During a media roundtable at the recent Governor's Hurricane Conference in Fort Lauderdale, six members of the media - three broadcast, two print and one radio - discussed these and other issues with about 20 public information officers from across the state.
The Panhandle, an area pummeled by multiple storms in 2004 and 2005, appears to be taking communication seriously - and innovatively.
Panama City's Jason Kelley, chief meteorologist for WJHG-TV, and Charles Wooten, director of engineering and information technology for Clear Channel Radio, meet each year with emergency managers, law enforcement and other disaster workers from nine Panhandle counties. They exchange contact information, including unpublished home telephone numbers.
Kelley said he also uses the Internet and designated chat rooms to stay in touch with emergency personnel. Instant messaging allows for immediate and constant contact that can be vital in debunking rumors that often arise during and after a hurricane and helps make sure the most up-to-date information is available. Kelley said reporters in the field also can text questions and updates from their cell phones to the chat room.

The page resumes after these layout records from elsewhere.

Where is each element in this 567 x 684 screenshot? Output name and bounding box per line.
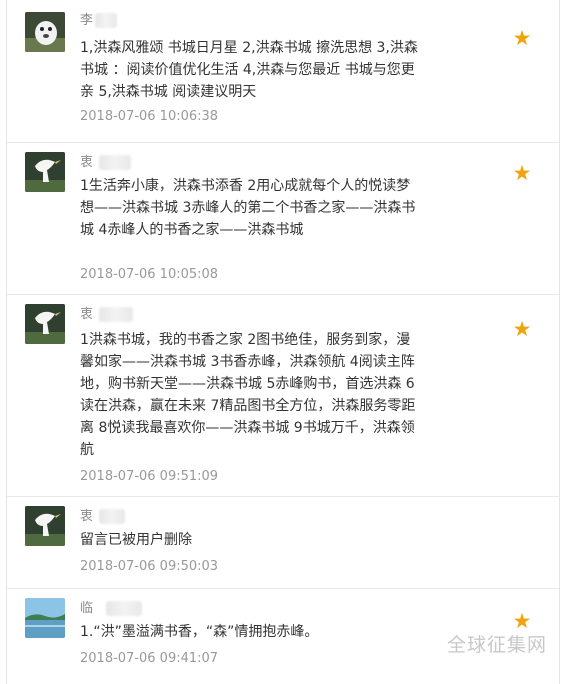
comment-author[interactable]: 衷 <box>80 154 93 172</box>
comment-time: 2018-07-06 09:51:09 <box>80 469 219 484</box>
author-name-blur <box>106 601 142 616</box>
author-name-blur <box>99 155 131 170</box>
avatar[interactable] <box>25 304 65 344</box>
star-icon[interactable]: ★ <box>511 27 533 49</box>
avatar[interactable] <box>25 598 65 638</box>
comment-text: 1生活奔小康，洪森书添香 2用心成就每个人的悦读梦想——洪森书城 3赤峰人的第二… <box>80 178 416 238</box>
comment-text: 留言已被用户删除 <box>80 532 192 548</box>
comment-item: 李 1,洪森风雅颂 书城日月星 2,洪森书城 擦洗思想 3,洪森书城 ：阅读价值… <box>7 0 559 143</box>
comment-time: 2018-07-06 09:41:07 <box>80 651 219 666</box>
star-icon[interactable]: ★ <box>511 610 533 632</box>
author-name-blur <box>99 509 125 524</box>
comment-text: 1洪森书城，我的书香之家 2图书绝佳，服务到家，漫馨如家——洪森书城 3书香赤峰… <box>80 332 416 458</box>
comment-item: 衷 1生活奔小康，洪森书添香 2用心成就每个人的悦读梦想——洪森书城 3赤峰人的… <box>7 142 559 295</box>
watermark: 全球征集网 <box>447 634 548 656</box>
comment-text: 1,洪森风雅颂 书城日月星 2,洪森书城 擦洗思想 3,洪森书城 ：阅读价值优化… <box>80 40 418 100</box>
avatar[interactable] <box>25 152 65 192</box>
comment-author[interactable]: 衷 <box>80 508 93 526</box>
comment-time: 2018-07-06 10:06:38 <box>80 109 219 124</box>
comment-time: 2018-07-06 09:50:03 <box>80 559 219 574</box>
comment-author[interactable]: 衷 <box>80 306 93 324</box>
author-name-blur <box>95 13 117 28</box>
comment-item: 衷 留言已被用户删除 2018-07-06 09:50:03 <box>7 496 559 589</box>
comment-author[interactable]: 李 <box>80 12 93 30</box>
avatar[interactable] <box>25 506 65 546</box>
star-icon[interactable]: ★ <box>511 162 533 184</box>
comment-text: 1.“洪”墨溢满书香，“森”情拥抱赤峰。 <box>80 624 319 640</box>
avatar[interactable] <box>25 12 65 52</box>
star-icon[interactable]: ★ <box>511 318 533 340</box>
comment-item: 衷 1洪森书城，我的书香之家 2图书绝佳，服务到家，漫馨如家——洪森书城 3书香… <box>7 294 559 497</box>
comment-list: 李 1,洪森风雅颂 书城日月星 2,洪森书城 擦洗思想 3,洪森书城 ：阅读价值… <box>6 0 560 684</box>
comment-author[interactable]: 临 <box>80 600 93 618</box>
comment-time: 2018-07-06 10:05:08 <box>80 267 219 282</box>
author-name-blur <box>99 307 133 322</box>
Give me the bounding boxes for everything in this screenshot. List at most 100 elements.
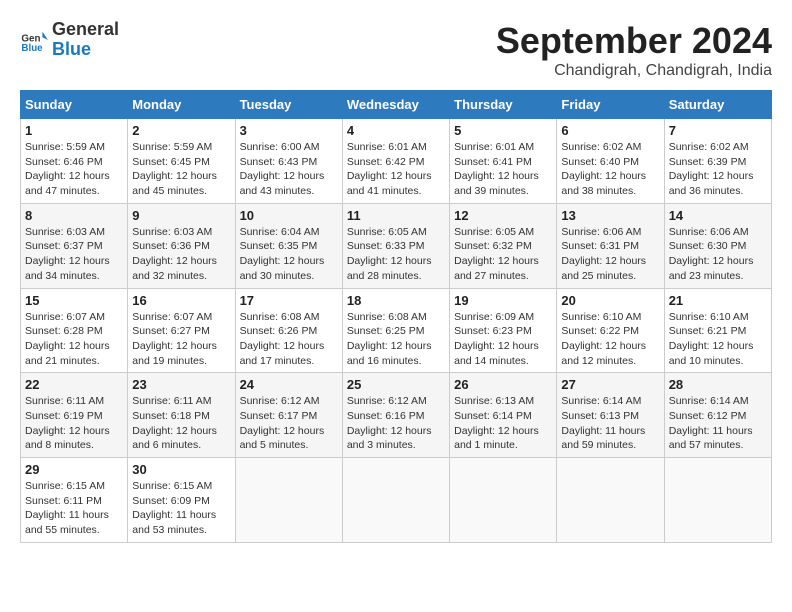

This is the eighth year the Panhandle summit has been held. Turnover, which is common in the media, makes the yearly event critical, Wooten said.
In Hillsborough County, a media day May 15 at the emergency operations center was the county's first such gathering in about five years, said Lori Hudson, Hillsborough's communications director.
Larry Gispert, emergency management director, and Pat Bean, county administrator, talked about changes to Hillsborough's hurricane preparations, and why such changes are needed following Hurricane Katrina in 2005.
Gispert and Bean knew many of those in attendance. But if a major storm were to threaten or strike Tampa, reporters from other newspapers and television stations in Florida also would be involved.
That's why The Tampa Tribune, at the hurricane conference, proposed an annual statewide gathering to bring reporters who cover natural disasters together with each county's top emergency official.
By meeting in person, both sides can at least introduce themselves, which is the first step to building a working relationship.
Leslie Chapman-Henderson, president and chief executive officer of the nonprofit Federal Alliance for Safe Homes, moderated the media roundtable and said she will push for such a yearly meeting.
Hudson said she supports the idea.
"I think there should be an ongoing dialogue between reporters, emergency management directors and public information officers," Hudson said. "It helps to understand specific issues, to talk about some of the challenges and also some of the informational needs that the public might have."